Co mam zrobić? Co się dzieje?

Stanęłam w miejscu i kucnęłam. Zamknęłam oczy, z których chciała się wydobyć słona ciecz. Nie pozwoliłam jej na to. Chandra wdzierała się pod moją skórę, czułam jak ją rozrywa i się w niej ukrywa. Czułam to.

Co jeśli to tylko moja interpretacja prawdy? To tylko iluzja, moja fantazja? O mój Boże! To moje marzenie...

Wtedy zrozumiałam.

To się dzieje w mojej głowie... Tylko w mojej głowie. Przez lata chciałam żyć samotnie na świecie i teraz to się dzieje. Umrę tak jak się urodziłam, samotnie. Zapomniana...

Wtedy usłyszałam głos jakiegoś mężczyzny.

- To twoja szansa na nowe życie. Wybieraj: Do or Die? – stanął przede mną i podał mi dłoń.

- Kim jesteś? – spytałam oszołomiona. – Myślałam, że jestem tu sama.

- Byłaś, ale zdrowa część twojego umysłu przysłała mnie, aby pomóc. – mówił niewzruszony.

- Co? – nadal klęczałam na jezdni.

Złapałam dłoń chłopaka i podniosłam się. Poprawiłam włosy i uważnie mu się przyjrzałam.

- Jesteś chora. – powiedział nie owijając w bawełnę. – Pod wieloma względami... Ale mniejsza o to. To miejsce zostało stworzone dla ciebie. Pierwotnie miałaś tu trafić, gdybyś umarła. Żyła byś tu wiecznie z ludźmi których kochasz i którzy kochają ciebie.

Milczałam.

- Ale wyzbyłaś się takich zdolności i miejsce to stało się twoim więzieniem. Nie ma stąd wyjścia. A więc teraz masz wybór: Zrób coś aby się uwolnić lub umieraj tu powoli i samotnie. – skończył i zamilkł.

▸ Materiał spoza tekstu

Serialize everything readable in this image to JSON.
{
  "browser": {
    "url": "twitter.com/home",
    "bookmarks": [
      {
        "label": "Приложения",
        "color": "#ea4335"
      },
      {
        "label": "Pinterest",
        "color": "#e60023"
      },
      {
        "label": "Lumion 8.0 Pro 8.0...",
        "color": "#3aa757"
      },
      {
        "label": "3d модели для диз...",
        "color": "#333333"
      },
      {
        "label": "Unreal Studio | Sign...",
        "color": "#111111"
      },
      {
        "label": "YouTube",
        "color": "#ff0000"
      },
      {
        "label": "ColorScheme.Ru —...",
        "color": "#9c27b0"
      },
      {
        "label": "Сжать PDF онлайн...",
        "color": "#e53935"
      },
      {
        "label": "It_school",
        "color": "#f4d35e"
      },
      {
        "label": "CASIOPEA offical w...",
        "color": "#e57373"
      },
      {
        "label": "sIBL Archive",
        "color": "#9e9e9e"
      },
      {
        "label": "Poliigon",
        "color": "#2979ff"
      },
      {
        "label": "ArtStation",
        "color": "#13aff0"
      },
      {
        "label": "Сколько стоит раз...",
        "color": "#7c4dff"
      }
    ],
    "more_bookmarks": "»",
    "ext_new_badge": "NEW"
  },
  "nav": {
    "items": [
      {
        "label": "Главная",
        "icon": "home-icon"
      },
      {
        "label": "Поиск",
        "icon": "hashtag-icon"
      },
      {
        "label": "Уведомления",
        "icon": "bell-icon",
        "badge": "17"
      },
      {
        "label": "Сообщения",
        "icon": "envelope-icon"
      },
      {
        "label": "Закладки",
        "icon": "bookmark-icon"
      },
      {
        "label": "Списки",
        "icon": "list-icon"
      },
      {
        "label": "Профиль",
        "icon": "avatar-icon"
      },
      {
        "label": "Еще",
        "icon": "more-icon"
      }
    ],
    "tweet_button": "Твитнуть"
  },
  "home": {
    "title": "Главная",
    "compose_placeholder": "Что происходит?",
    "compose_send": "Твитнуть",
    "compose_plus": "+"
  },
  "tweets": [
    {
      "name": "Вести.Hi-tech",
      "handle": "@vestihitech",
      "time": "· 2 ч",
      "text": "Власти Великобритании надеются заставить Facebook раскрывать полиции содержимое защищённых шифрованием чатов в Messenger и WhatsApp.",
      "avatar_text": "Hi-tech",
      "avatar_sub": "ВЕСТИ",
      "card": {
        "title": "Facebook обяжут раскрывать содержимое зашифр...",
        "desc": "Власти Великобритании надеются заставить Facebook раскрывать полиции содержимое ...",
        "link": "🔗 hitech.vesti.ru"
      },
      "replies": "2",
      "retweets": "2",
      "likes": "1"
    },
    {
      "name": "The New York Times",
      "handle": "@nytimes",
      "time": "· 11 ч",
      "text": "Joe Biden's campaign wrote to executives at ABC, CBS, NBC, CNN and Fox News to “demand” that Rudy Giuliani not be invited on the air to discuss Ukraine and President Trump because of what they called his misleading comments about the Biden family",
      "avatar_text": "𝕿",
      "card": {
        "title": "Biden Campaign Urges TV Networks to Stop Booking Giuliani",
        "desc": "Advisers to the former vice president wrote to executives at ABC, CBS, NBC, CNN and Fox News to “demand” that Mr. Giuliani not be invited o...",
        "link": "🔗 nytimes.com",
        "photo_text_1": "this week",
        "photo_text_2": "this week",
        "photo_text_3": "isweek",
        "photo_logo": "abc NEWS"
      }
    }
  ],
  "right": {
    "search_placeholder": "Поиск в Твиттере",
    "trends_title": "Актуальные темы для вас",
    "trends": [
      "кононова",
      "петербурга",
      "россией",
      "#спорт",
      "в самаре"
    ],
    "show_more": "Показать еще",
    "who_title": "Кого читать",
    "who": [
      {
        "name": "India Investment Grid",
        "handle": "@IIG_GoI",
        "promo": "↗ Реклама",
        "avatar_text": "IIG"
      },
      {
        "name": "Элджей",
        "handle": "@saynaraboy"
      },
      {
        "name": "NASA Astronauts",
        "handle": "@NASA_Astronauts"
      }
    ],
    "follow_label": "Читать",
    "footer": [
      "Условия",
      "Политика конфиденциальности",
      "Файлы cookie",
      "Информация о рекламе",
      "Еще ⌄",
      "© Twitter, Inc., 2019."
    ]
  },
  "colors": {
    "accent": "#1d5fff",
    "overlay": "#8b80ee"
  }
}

- Ale ja nie rozumiem. Co będzie jeśli wyjdę stąd? – spytałam łamiącym się głosem.

- Wierzysz w to? – odpowiedział pytaniem na pytanie.

- Co to znaczy?

- Wszystko to dzieje się tylko w twojej głowie. „Przyjaciela" wymyśliłaś sobie w wieku pięciu lat. Matko dawno nie żyje. Ojciec wpadł w depresję i zostawił cię. Wszystkie te istoty to tylko twoje własne demony. Lęki i obawy. Całokształt ułożyła twoja podświadomość w jedną fikcyjną rzeczywistość byś jakoś żyła. Byś funkcjonowała.

Stałam w mroku z rozchylonymi ustami, wgapiona w szczupłą sylwetkę przede mną. Nie miałam pojęcia co myśleć, co powinnam czuć i co zrobić.

- Czyli mój umysł stał się moim więzieniem? Moim największym wrogiem? Wszystko co mam to jedna wielka iluzja. – mówiłam na głos do siebie, jednak chłopak mi przerwał.

- Owszem, było to wyparcie poczucia winy. Zabiłaś wiele ludzi. – nie mogłam już dłużej się powstrzymywać z moich oczu popłynęły łzy. – A więc co teraz?

Stałam zamrożona, uświadomiona o tym, że jestem w martwym punkcie. Wyprostowałam się i otarłam dłonią oczy.

Trzeba wziąć się w garść.

- Idziemy na wojnę z moimi demonami, z moim umysłem. Czas się uwolnić. – powiedziałam pewnym siebie głosem.

- A co z przeznaczeniem, mówi ono...

- Nie wierze w przeznaczenie. – przerwałam mu krótko, nabierając odwagi do dalszego działania.